If however you only operate in the UK and are not concerned with transborder data flows, then you can relax.
However, how many businesses will be in this category?
Advising businesses what to do about Brexit without being alarmist is a difficult task. Moreover, the GDPR is a particularly complex area.
Most businesses have already spent much time and effort to comply with the GDPR. Now, there’s the significant risk of additional complexity if free movement of data is to be maintained.
The UK’s Information Commissioner (ICO) is well aware of the issues here and has been providing more and more resources online to help assist businesses.
Their latest guidance is that if the UK leaves the EU without a deal, most of the data protection rules affecting small to medium-sized businesses and organisations will stay the same. They also note that:
- If you are a UK business or organisation that already complies with the GDPR with no contacts or customers in the EEA, you do not need to do much more to prepare for data protection compliance after Brexit.
- If you are a UK business or organisation that receives personal data from contacts in the EEA, you need to take extra steps to ensure that the data can continue to flow after Brexit.

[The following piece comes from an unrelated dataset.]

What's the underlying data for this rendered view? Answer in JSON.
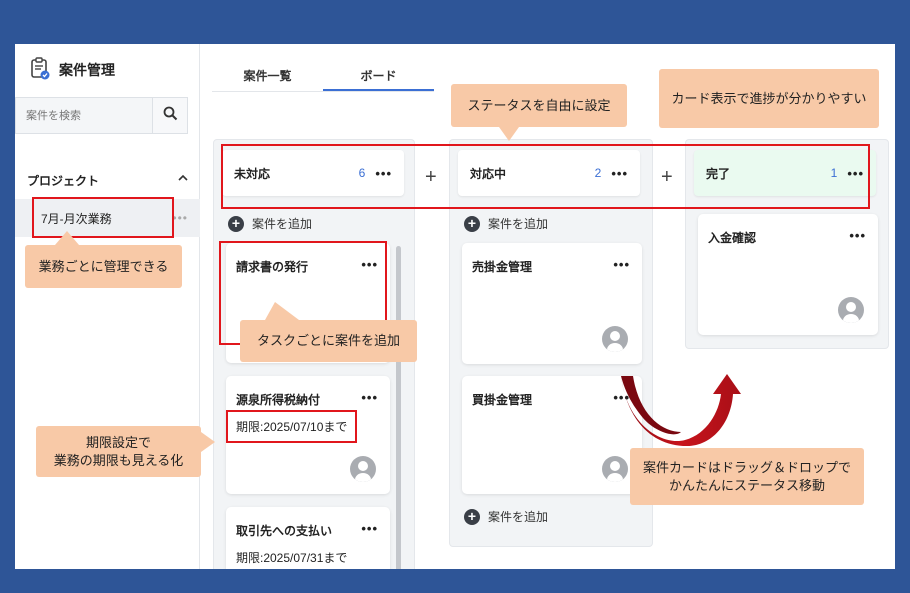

As noted above, these additional steps may include cross-border data transfer agreements (SCCs) in the approved form.
- If you are a UK business or organisation with an office, branch or other established presence in the EEA, or if you have customers in the EEA, you will need to comply with both UK and EU data protection regulations after Brexit. You may need to designate a representative in the EEA.
Given the current political uncertainty, it is prudent for businesses to plan for a no-deal scenario.
The best place to start is by mapping the data flows between your business and the EU. In light of this, the impact of a no-deal Brexit then needs to be examined.
The ICO has an interactive tool to help with this.
While there may be some work required to enable your business to continue to receive data from the EU, these steps are relatively modest compared to those needed to help ensure free trade in goods after a no-deal Brexit.